Institutional and Regional Rollout
The sources describe the launch as geographically constrained at first, with OKX saying the framework is live through OKX Middle East and with other coverage emphasizing that access is restricted to investors in the Middle East.
Cointelegraph says the framework is “now live for eligible institutional and VIP clients through OKX Middle East,” and it adds that OKX has “plans to expand based on jurisdiction and demand.”

The Marketscreener release states that the framework enables OKX VIP and institutional clients to post BUIDL “while trading seamlessly on OKX Middle East,” and it describes the integrated model as eliminating “the need to move assets between venues.”
The Crypto Times similarly says “Access at launch is restricted to investors in the Middle East,” and it describes the integration as running through OKX and Standard Chartered’s collateral-mirroring program under the Dubai Virtual Asset Regulatory Authority (VARA) framework.
That same Crypto Times account says the pilot “named Franklin Templeton’s tokenized money-market fund—better known as BENJI” as the inaugural admitted asset and says the partners signaled BENJI would be “the first in a series” of tokenized money-market funds offered through the framework.
It also claims geographic expansion later, saying the partners “extended the framework to the European Economic Area in October 2025” after OKX secured its MiCA license, and it says Standard Chartered and OKX had “accumulated over $100 million in assets under custody” as of that EEA expansion.
In the background of the institutional push, thedeepdive.ca also recalls that in March 2023 OKX said it would turn over about $157 million in frozen assets tied to FTX and Alameda Research after a motion in the FTX bankruptcy proceedings.
Competing Narratives and Risks
While the core product description is consistent, the sources differ in emphasis—particularly around how the integration fits into broader market infrastructure and what risks or critiques accompany it.

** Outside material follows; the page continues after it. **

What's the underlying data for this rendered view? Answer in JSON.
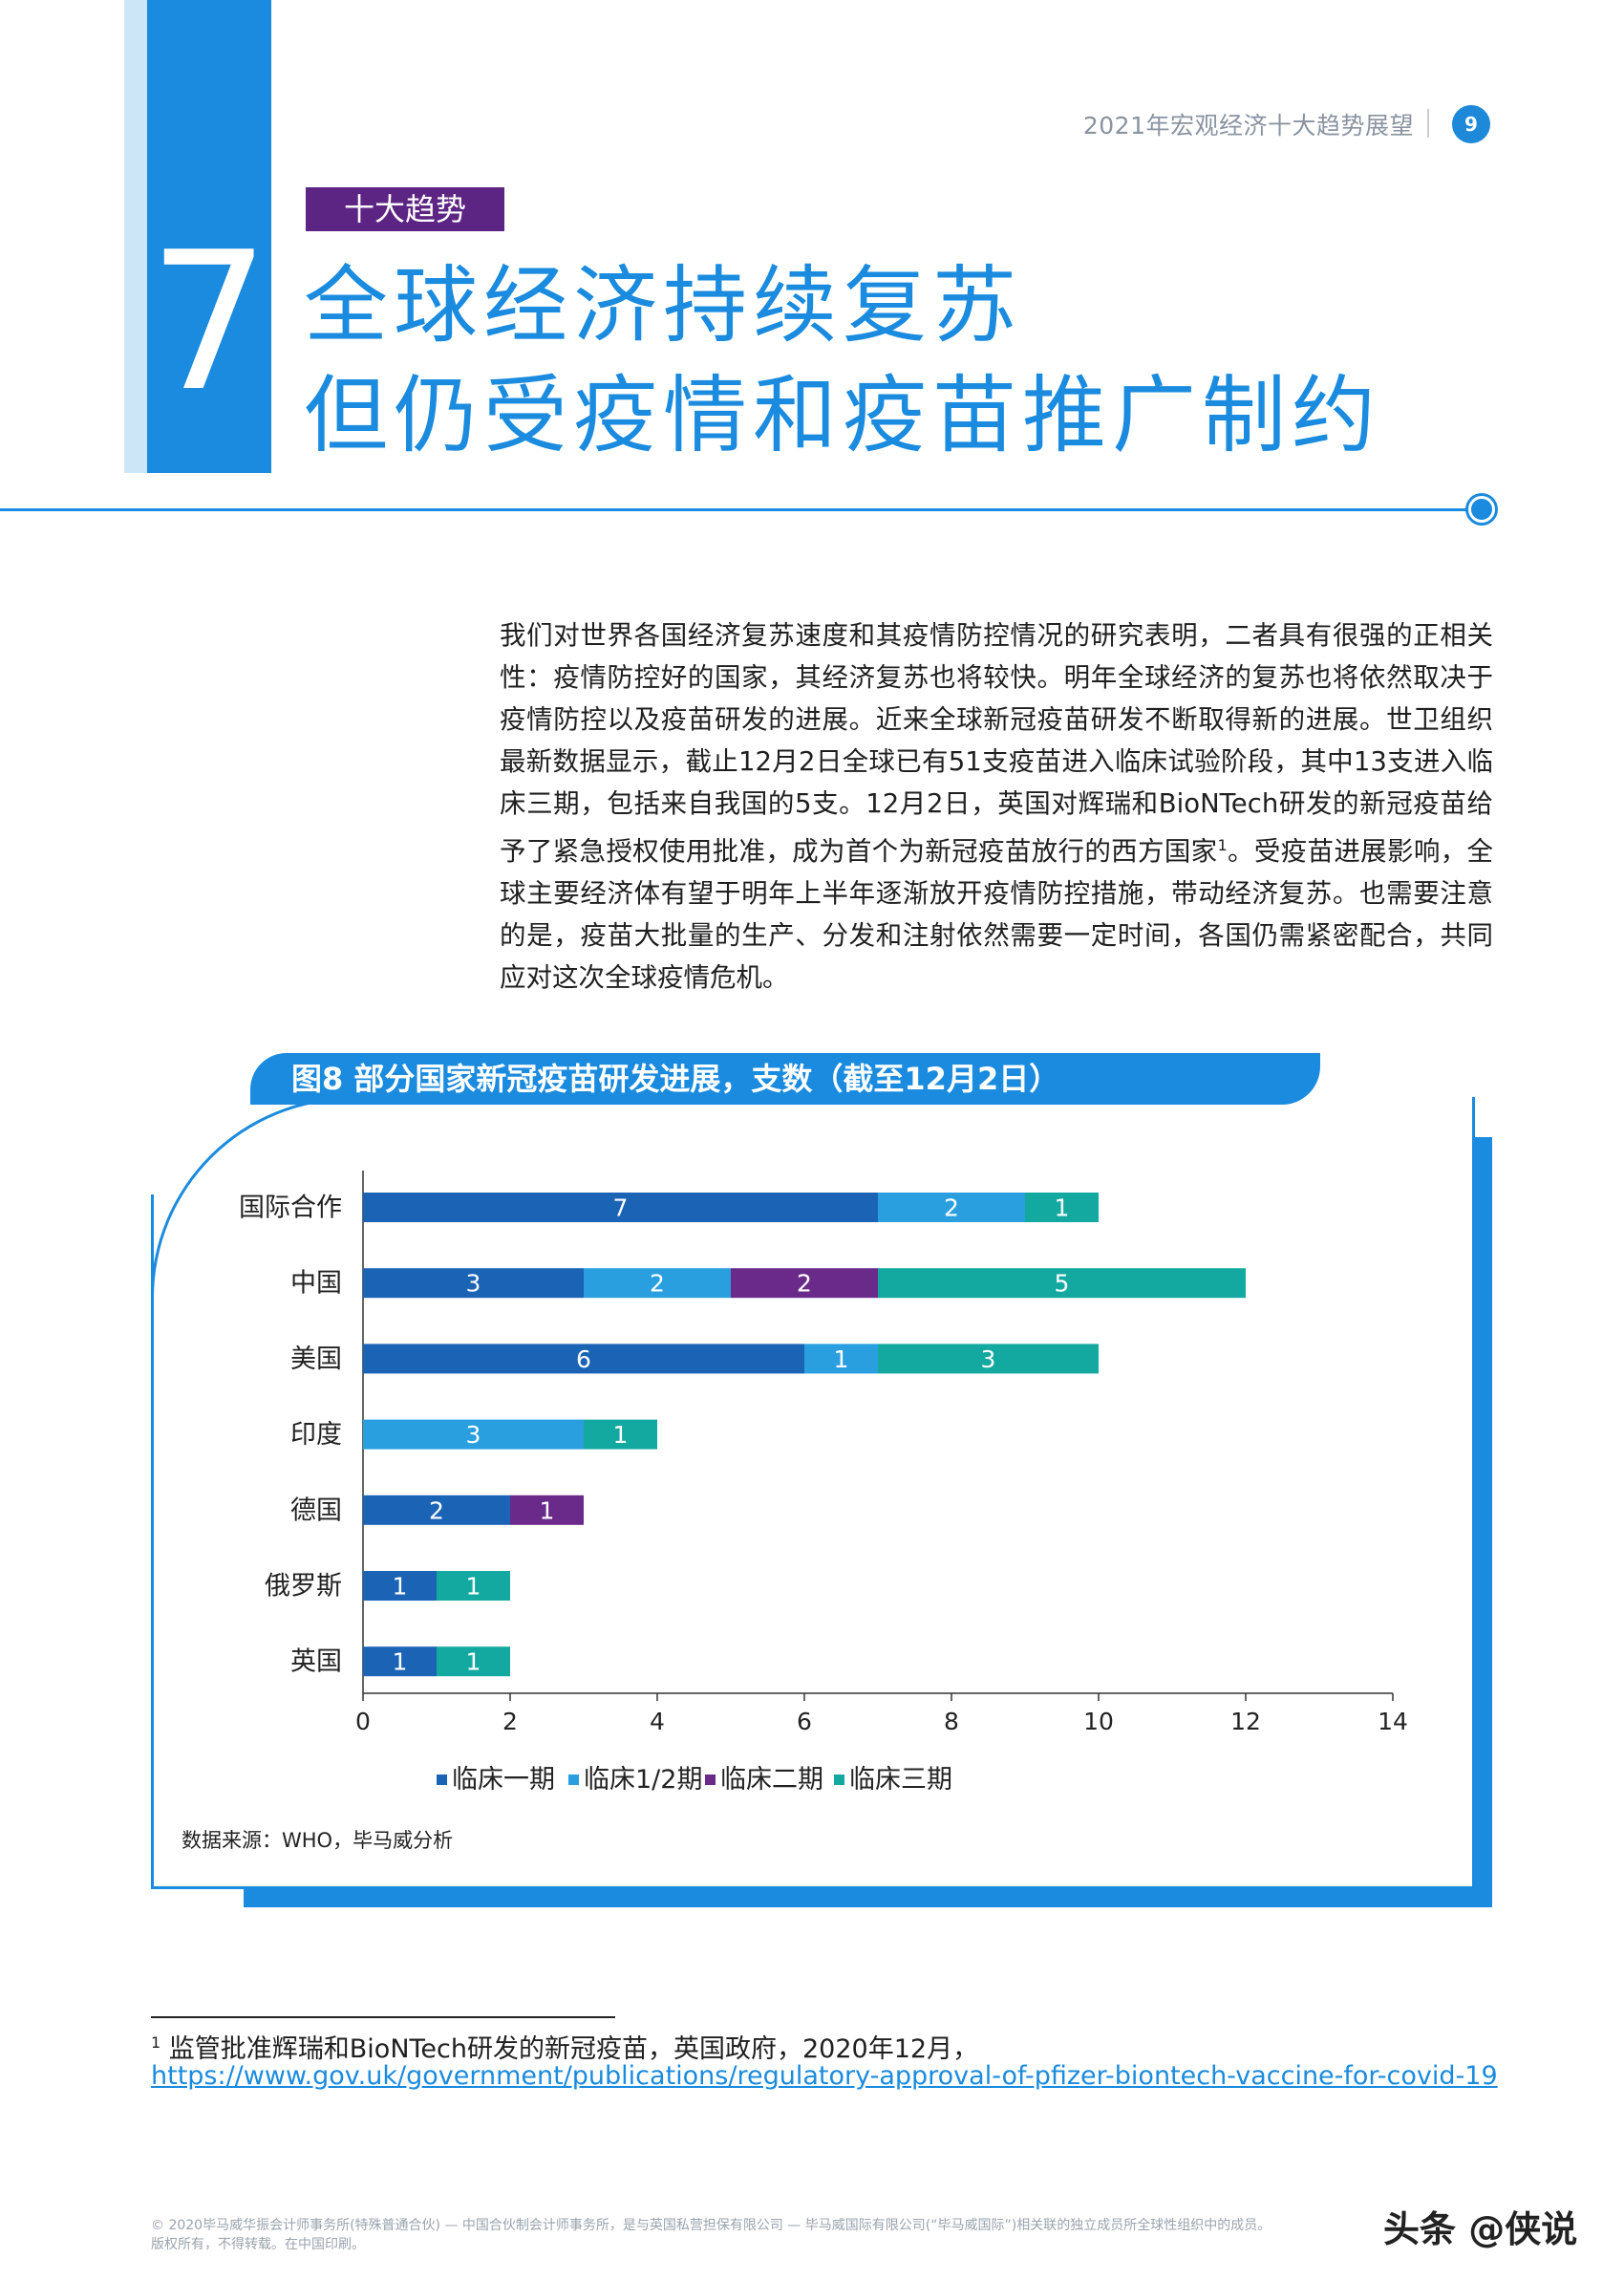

“The world's largest tokenized money-market fund is now usable as margin on OKX through the same Dubai-VARA collateral-mirroring framework that onboarded Franklin Templeton's BENJI in April 2025”
Thedeepdive.ca says “In April, the International Monetary Fund warned that moving trading infrastructure onto blockchain-based systems could accelerate financial crises beyond regulators’ ability to respond.”

crypto.news adds that OKX’s role “carries historical baggage from the industry’s last major exchange failure,” and it recounts that “In March 2023, OKX said it would turn over about $157 million in frozen assets tied to FTX and Alameda Research.”
At the same time, the Marketscreener release and Cointelegraph emphasize alignment with traditional finance standards and protection through segregation of collateral, with Marketscreener stating “BUIDL safeguarded by Standard Chartered” so “OKX clients obtain trading collateral segregated from OKX's assets.”
Cointelegraph also says Mahasneh described the structure as “unique in combining regulated custody, a major asset manager and a G-SIB partner,” and it adds that he “did not detail margin call procedures during market stress.”
The Crypto Times frames the integration as addressing “one of crypto’s longest-standing capital-efficiency drags,” describing how “Cash and stablecoins posted as collateral on exchanges have historically earned virtually nothing,” and it contrasts that with BUIDL’s Treasury yield.
Bloomberg’s framing is more straightforward about the convergence of Wall Street infrastructure and digital-asset markets, describing the move as “the latest sign that Wall Street infrastructure and digital-asset markets are converging.”